O problema é que o sistema de saúde, para além de fragmentado, pode carecer de capacidade de resposta eficaz frente à presente crise pandémica. Daí a importância de um serviço nacional de saúde universal que deve estar “fora” das leis do mercado.


Há aqui opções a tomar. Em primeiro lugar a de debelar a crise e proteger os cidadãos. Mas haverá também tensões múltiplas. O Governo terá de fazer escolhas criteriosas e equilibradas, priorizando meios e instrumentos de combate.


A prioridade, de momento, é menorizar tanto quanto possível os efeitos da crise e o avanço da pandemia.


Um alerta também para as fontes de desinformação ou “infodemic” como lhe chamou o New York Times.


O modo e a forma como uma sociedade democrática lida com a pandemia não pode e não deve ser idêntico — incluindo a utilização do aparelho coercitivo do Estado — à de outras sociedades e governos menos democráticos e mesmo não democráticos.

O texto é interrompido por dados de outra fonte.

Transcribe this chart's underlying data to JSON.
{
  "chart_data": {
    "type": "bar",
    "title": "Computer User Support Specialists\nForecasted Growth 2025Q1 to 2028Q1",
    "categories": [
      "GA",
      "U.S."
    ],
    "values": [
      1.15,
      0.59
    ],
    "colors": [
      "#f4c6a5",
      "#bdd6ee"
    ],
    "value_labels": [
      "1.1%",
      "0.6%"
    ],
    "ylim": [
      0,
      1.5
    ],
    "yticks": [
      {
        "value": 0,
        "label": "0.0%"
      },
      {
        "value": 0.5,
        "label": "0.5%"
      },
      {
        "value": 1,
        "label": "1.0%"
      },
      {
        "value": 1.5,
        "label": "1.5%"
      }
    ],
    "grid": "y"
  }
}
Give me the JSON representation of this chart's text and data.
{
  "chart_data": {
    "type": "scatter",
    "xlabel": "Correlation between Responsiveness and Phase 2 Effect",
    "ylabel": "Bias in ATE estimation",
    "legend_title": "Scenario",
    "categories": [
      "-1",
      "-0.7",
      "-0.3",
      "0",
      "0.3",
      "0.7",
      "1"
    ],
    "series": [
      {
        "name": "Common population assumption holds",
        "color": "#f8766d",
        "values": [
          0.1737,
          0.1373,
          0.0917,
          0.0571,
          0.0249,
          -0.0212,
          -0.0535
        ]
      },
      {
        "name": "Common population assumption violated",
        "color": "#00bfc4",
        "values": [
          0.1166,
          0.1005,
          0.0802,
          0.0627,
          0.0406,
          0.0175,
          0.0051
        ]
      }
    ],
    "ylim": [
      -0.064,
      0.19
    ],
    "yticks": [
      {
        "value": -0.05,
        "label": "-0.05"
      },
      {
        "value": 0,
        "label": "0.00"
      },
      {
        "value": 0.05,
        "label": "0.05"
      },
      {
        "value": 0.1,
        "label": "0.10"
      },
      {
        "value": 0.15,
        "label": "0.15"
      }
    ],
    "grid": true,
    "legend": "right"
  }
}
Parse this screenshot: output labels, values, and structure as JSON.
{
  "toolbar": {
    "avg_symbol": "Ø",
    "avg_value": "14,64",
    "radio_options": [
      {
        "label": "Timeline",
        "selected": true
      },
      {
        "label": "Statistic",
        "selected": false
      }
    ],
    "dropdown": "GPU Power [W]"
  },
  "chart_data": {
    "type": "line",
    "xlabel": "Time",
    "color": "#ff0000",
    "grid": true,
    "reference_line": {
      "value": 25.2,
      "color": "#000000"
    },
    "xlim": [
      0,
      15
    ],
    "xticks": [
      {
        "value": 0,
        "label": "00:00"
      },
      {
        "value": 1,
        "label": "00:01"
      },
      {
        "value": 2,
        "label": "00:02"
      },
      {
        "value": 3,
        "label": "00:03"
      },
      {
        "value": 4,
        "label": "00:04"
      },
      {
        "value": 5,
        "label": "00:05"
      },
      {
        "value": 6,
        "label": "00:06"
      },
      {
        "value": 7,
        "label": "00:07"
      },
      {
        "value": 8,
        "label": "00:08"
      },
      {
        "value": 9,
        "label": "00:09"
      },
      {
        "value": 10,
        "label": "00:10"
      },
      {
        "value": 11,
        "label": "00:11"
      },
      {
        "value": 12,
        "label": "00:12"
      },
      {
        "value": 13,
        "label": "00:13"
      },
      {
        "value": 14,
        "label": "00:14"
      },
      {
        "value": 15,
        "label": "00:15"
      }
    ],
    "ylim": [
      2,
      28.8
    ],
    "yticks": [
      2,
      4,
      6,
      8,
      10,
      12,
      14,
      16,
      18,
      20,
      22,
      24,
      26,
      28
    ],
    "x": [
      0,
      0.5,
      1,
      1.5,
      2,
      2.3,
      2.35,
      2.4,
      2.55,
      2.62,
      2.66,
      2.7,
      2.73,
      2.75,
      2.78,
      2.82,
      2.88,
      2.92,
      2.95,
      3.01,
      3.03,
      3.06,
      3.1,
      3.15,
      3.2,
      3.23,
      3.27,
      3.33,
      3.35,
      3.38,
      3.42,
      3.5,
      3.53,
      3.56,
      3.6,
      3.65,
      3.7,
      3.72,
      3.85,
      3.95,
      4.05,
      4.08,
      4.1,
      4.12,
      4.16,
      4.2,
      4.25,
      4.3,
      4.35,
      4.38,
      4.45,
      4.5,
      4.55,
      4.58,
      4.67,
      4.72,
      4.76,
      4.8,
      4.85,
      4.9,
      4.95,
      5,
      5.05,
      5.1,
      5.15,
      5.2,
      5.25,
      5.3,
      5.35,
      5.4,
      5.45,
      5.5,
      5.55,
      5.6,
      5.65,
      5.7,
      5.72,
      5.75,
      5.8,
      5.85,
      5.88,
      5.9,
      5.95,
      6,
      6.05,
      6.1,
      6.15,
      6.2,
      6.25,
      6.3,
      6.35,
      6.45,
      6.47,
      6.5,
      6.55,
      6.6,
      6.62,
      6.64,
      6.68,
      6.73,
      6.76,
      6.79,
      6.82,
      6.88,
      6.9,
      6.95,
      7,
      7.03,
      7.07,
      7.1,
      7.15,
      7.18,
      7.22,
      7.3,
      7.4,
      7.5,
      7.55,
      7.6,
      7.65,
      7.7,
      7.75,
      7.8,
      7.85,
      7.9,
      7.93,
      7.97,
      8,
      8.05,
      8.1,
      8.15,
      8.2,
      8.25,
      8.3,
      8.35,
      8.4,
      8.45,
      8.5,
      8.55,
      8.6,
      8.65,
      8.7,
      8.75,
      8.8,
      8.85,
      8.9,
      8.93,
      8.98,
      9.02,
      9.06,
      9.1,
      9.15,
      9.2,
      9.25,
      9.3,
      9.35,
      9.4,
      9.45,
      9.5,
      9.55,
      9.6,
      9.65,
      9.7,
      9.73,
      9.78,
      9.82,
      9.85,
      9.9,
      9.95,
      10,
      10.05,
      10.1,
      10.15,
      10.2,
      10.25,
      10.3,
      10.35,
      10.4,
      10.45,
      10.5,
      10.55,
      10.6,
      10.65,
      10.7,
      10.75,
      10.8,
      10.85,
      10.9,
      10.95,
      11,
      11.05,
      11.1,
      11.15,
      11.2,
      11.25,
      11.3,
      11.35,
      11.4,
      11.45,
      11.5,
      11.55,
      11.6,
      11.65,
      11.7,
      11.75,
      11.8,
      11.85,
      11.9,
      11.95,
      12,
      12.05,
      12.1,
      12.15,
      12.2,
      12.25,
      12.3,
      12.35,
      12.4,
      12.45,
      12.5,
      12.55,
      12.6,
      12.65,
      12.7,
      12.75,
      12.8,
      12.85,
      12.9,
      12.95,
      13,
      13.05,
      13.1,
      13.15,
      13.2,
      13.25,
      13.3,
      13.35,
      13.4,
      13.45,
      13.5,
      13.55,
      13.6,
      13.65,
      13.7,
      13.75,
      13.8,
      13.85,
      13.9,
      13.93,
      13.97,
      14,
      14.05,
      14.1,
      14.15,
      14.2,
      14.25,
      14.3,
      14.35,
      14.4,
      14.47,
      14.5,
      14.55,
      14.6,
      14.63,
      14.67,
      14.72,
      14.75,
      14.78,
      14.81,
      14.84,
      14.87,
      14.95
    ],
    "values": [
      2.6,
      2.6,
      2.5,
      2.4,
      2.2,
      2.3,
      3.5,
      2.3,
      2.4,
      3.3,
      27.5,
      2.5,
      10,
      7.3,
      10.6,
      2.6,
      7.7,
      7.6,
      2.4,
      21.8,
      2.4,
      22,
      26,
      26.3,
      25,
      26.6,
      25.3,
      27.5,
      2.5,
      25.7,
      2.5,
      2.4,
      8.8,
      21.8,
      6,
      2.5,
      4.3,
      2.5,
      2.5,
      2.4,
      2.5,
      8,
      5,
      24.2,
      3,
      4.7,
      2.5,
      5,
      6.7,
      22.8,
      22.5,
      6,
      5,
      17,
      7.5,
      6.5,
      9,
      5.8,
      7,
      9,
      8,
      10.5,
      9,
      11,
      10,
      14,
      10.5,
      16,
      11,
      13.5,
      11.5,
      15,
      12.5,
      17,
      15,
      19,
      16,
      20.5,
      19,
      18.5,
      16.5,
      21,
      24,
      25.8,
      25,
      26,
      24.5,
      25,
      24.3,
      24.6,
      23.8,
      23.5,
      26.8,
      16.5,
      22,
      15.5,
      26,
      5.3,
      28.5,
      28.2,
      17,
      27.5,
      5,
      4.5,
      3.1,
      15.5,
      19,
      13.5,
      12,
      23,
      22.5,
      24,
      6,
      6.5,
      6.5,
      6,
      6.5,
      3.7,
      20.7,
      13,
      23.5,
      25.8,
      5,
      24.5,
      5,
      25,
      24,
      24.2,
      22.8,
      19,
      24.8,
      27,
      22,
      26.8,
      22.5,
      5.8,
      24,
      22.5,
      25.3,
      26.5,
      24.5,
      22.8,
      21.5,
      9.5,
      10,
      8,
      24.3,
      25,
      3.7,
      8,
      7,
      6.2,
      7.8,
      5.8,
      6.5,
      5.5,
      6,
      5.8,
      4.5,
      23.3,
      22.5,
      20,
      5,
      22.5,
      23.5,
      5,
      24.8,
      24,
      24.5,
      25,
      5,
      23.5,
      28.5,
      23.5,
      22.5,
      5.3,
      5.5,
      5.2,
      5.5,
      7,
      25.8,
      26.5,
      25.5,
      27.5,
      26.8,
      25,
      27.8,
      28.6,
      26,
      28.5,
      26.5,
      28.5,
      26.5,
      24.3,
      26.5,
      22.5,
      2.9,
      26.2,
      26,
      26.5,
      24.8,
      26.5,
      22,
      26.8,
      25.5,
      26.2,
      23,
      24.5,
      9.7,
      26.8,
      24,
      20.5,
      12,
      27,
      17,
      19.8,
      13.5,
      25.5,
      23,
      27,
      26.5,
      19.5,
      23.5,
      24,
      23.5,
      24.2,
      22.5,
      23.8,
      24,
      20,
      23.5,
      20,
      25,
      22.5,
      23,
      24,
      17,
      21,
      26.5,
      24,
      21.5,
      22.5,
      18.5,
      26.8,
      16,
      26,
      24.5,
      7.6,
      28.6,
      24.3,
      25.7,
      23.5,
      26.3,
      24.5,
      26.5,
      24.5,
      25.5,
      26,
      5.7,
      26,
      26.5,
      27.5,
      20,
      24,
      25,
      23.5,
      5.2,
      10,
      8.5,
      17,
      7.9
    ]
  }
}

A finalizar, palavras de alento e esperança de um grande jurista, posteriormente Juiz Presidente do Tribunal Supremo Federal nos Estados Unidos, à porta da Convenção de Filadélfia, John Marshall: “United we stand, divided we fall”.

Cumpram as regras sanitárias.
Mantenham-se activos e de boa saúde!
Saudações académicas e cordiais,

Lisboa, 20 de Março de 2020.”

Cristina M. M. Queiroz 

Referências:
1. Cfr., Decreto do Presidente da República nº 14-A/2020, publicada no DR, I, nº 55, 3º Suplemento.
2. Cfr., Resolução nº 15-A/2020, publicada no DR, I, nº 55, 3º Suplemento. 
3. Cfr., artigo 19º/3 e 4 da CRP.
4. Cfr., artigo 19º/2 da CRP.  
5. Cfr., artigo 19º/4 e 8 da CRP.  
6. Cfr., artigo 3º da Lei nº 44/86, de 30 de Setembro. 
7. Cfr., artigo 165º/1/b da CRP e artigos 11º e 15º/1 da Lei nº 44/86.  
8. Cfr., artigo 17º da Lei nº 44/86.  
9. Cfr., artigo 19º da CRP.  
10. Cfr., artigo 19º/7 da CRP.  
11. Cfr., artigos 19º/4 da CRP e 2º da Lei nº 44/86.
12. Cfr., artigos 19º/3 da CRP.
13. Cfr., artigos 19º/4/6/7 da CRP e 3º da Lei nº 44/86.
14. Cfr., artigos 19º/5 da CRP e 5º da Lei nº 44/86.
15. Cfr., artigos 19º/5 da CRP e 5º da Lei nº 44/86.
17. Cfr., artigos 19º/6 da CRP e 6º da Lei nº 44/86.
18. Cfr., artigo 6º da Lei nº 44/86.
19. Cfr., artigos 19/º6 e 7 e 31º da CRP. 
20. Cfr., artigo 172º da CRP.
21. Cfr., artigos 19º/5 e 162º/b da CRP.
22. Cfr., artigo 165º/1/b da CRP e artigos 11º e 15º/1 da Lei nº 44/86.